How does the VCE(sat) of 2.7V impact thermal design?
VCE(sat) is the voltage drop across the IGBT when it's fully on. This voltage, multiplied by the collector current, determines the conduction power loss. A VCE(sat) of 2.7V at 100A means 270W of heat is generated from conduction losses alone. This value is a critical input for calculating the required heatsink performance to keep the junction temperature within safe operating limits.

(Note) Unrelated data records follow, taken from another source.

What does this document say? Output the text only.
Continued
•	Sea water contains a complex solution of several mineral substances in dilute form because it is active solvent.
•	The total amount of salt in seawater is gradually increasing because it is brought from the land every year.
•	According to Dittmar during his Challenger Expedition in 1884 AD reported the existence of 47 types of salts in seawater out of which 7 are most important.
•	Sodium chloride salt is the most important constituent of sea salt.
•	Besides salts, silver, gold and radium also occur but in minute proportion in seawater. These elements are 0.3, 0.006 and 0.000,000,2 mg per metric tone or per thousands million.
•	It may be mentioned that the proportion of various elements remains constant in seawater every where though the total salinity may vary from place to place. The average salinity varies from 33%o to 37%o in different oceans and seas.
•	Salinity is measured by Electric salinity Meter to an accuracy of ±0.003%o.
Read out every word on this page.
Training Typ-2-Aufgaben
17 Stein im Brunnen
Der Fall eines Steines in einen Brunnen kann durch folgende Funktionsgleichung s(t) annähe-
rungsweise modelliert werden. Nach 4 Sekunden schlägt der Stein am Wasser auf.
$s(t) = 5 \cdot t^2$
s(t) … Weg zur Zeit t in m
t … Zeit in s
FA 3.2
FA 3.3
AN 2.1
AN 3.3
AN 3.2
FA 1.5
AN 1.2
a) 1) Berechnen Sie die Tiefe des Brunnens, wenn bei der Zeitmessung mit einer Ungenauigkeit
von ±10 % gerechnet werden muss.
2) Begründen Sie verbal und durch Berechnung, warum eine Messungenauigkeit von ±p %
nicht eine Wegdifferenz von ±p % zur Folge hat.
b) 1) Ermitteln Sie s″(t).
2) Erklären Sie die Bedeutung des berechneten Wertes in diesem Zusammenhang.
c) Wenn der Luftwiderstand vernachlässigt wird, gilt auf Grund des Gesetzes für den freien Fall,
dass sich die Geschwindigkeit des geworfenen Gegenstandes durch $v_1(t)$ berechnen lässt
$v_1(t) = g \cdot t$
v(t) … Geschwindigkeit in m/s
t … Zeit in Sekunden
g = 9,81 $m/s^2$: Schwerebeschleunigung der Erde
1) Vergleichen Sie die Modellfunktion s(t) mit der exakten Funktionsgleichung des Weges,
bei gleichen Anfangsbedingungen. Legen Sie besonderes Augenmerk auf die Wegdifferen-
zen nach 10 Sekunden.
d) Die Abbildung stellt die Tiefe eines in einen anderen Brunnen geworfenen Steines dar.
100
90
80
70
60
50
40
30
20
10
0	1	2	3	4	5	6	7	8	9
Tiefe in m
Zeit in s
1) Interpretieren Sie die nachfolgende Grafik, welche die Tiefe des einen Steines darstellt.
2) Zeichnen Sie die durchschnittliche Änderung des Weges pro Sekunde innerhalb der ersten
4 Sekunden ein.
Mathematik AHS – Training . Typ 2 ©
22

What does the thermal resistance Rth(j-c) of 0.32°C/W mean for heatsink selection?
This value quantifies the temperature rise from the semiconductor junction to the module's case for every watt of dissipated power. For example, if the IGBT is dissipating 100W, its junction will be 32°C hotter than its case. This parameter is essential for calculating the maximum allowable thermal resistance of the heatsink to prevent the device from overheating under worst-case load conditions.
What are the typical gate drive requirements for the UM100CDY-10?
As a standard C-Series IGBT, it is typically driven with a gate-emitter voltage (Vge) of +15V for turn-on and 0V to -10V for turn-off. Using a negative voltage for turn-off provides better noise immunity and helps prevent parasitic turn-on, enhancing the reliability of the system, especially in electrically noisy PWM-driven applications.
What is the key advantage of the module's isolated base?
The 2500V AC isolation rating allows the module to be mounted directly onto a grounded heatsink without any additional thermal interface pads like mica or silicone. This not only simplifies the mechanical assembly process but also improves thermal conductivity and long-term reliability by eliminating a potential point of failure and degradation in the thermal path.
An Engineer's Perspective on the UM100CDY-10
From a design engineer's viewpoint, the UM100CDY-10 is a foundational workhorse. It is not designed to push the boundaries of switching speed or power density but to provide a dependable, easily implemented power switching solution for a specific and widely used voltage class. Its value lies in its predictability. The well-defined thermal characteristics and standard footprint reduce design risks, making it an excellent choice for industrial applications where equipment longevity and consistent, reliable operation are the most critical metrics of success. It represents a practical balance of performance, cost, and proven field reliability for medium-power conversion systems.